En route to an event Thursday night, Goldsmith deferred comment until Friday. She said she had issued this statement earlier Thursday that highlighted how she financially risked everything and what the ruling means for other artists.
“I am thrilled by today’s decision and thankful to the Supreme Court for hearing our side of the story. This is a great day for photographers and other artists who make a living by licensing their art. This legal battle has been a long road at great emotional and financial impact upon me and my family.

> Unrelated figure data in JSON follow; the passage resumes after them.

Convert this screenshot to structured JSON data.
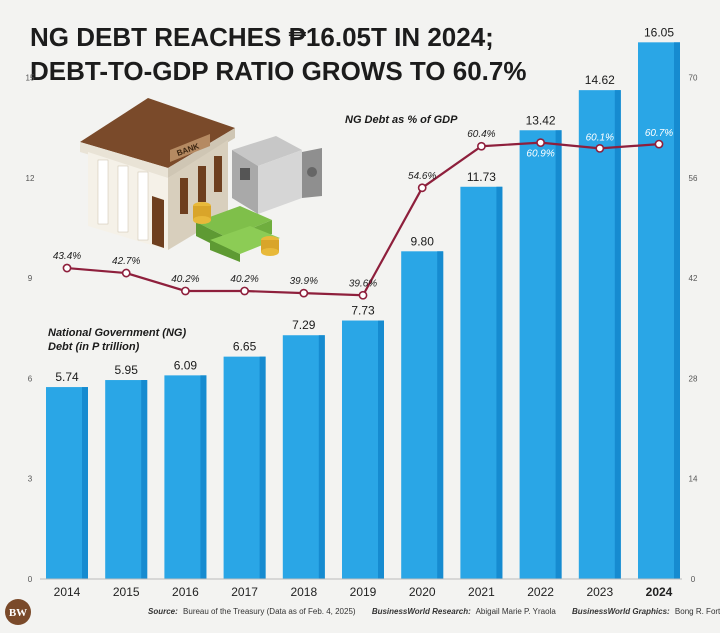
{
  "title_lines": [
    "NG DEBT REACHES ₱16.05T IN 2024;",
    "DEBT-TO-GDP RATIO GROWS TO 60.7%"
  ],
  "chart_data": {
    "type": "bar",
    "categories": [
      "2014",
      "2015",
      "2016",
      "2017",
      "2018",
      "2019",
      "2020",
      "2021",
      "2022",
      "2023",
      "2024"
    ],
    "highlight_category": "2024",
    "series": [
      {
        "name_lines": [
          "National Government (NG)",
          "Debt (in P trillion)"
        ],
        "type": "bar",
        "axis": "left",
        "values": [
          5.74,
          5.95,
          6.09,
          6.65,
          7.29,
          7.73,
          9.8,
          11.73,
          13.42,
          14.62,
          16.05
        ],
        "labels": [
          "5.74",
          "5.95",
          "6.09",
          "6.65",
          "7.29",
          "7.73",
          "9.80",
          "11.73",
          "13.42",
          "14.62",
          "16.05"
        ],
        "color": "#2aa6e6"
      },
      {
        "name": "NG Debt as % of GDP",
        "type": "line",
        "axis": "right",
        "values": [
          43.4,
          42.7,
          40.2,
          40.2,
          39.9,
          39.6,
          54.6,
          60.4,
          60.9,
          60.1,
          60.7
        ],
        "labels": [
          "43.4%",
          "42.7%",
          "40.2%",
          "40.2%",
          "39.9%",
          "39.6%",
          "54.6%",
          "60.4%",
          "60.9%",
          "60.1%",
          "60.7%"
        ],
        "color": "#8e1f3c"
      }
    ],
    "left_axis": {
      "min": 0,
      "max": 16,
      "ticks": [
        "0",
        "3",
        "6",
        "9",
        "12",
        "15"
      ],
      "tick_values": [
        0,
        3,
        6,
        9,
        12,
        15
      ]
    },
    "right_axis": {
      "min": 0,
      "max": 74.67,
      "ticks": [
        "0",
        "14",
        "28",
        "42",
        "56",
        "70"
      ],
      "tick_values": [
        0,
        14,
        28,
        42,
        56,
        70
      ]
    }
  },
  "footer": {
    "source_label": "Source:",
    "source_text": "Bureau of the Treasury (Data as of Feb. 4, 2025)",
    "research_label": "BusinessWorld Research:",
    "research_text": "Abigail Marie P. Yraola",
    "graphics_label": "BusinessWorld Graphics:",
    "graphics_text": "Bong R. Fortin"
  },
  "logo_text": "BW",
  "illustration": {
    "bank_sign": "BANK"
  },
  "colors": {
    "bar": "#2aa6e6",
    "bar_dark": "#168bd0",
    "line": "#8e1f3c",
    "background": "#f3f3f1"
  }
}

I felt I had to risk everything we had financially in order to fight in the courts for protection of my rights and those of all in the arts against those who would infringe.’
Her hope is this SCOTUS ruling “is a lesson that people should not shy away from legally standing up for their rights when organizations, foundations or individuals who have greater financial resources which they can use to intimidate with legal costs,” The statement read. “It is easy to overwhelm individual creators who just want to make their work and not go through the emotional and costly legal battle to stand up for their rights. I want to thank the team at Williams & Connolly, especially Lisa Blatt and Tom Hentoff, for sticking with me through the lows and highs, which resulted in a win for a copy-written artist’s work.”
Her achievements include creating the “bio-disk” for Electra Records in 1969, winning a Clio for one of the radio spots she produced, working on the first films of recording artists that were to be used for promotion, and being the youngest woman member ever to be accepted into the Director’s Guild of America. Her photography can be found in museum collections at the Smithsonian National Portrait Gallery, the Museum of Modern Art, the Chicago Museum of Contemporary Photography and the Rock and Roll Hall of Fame, among others.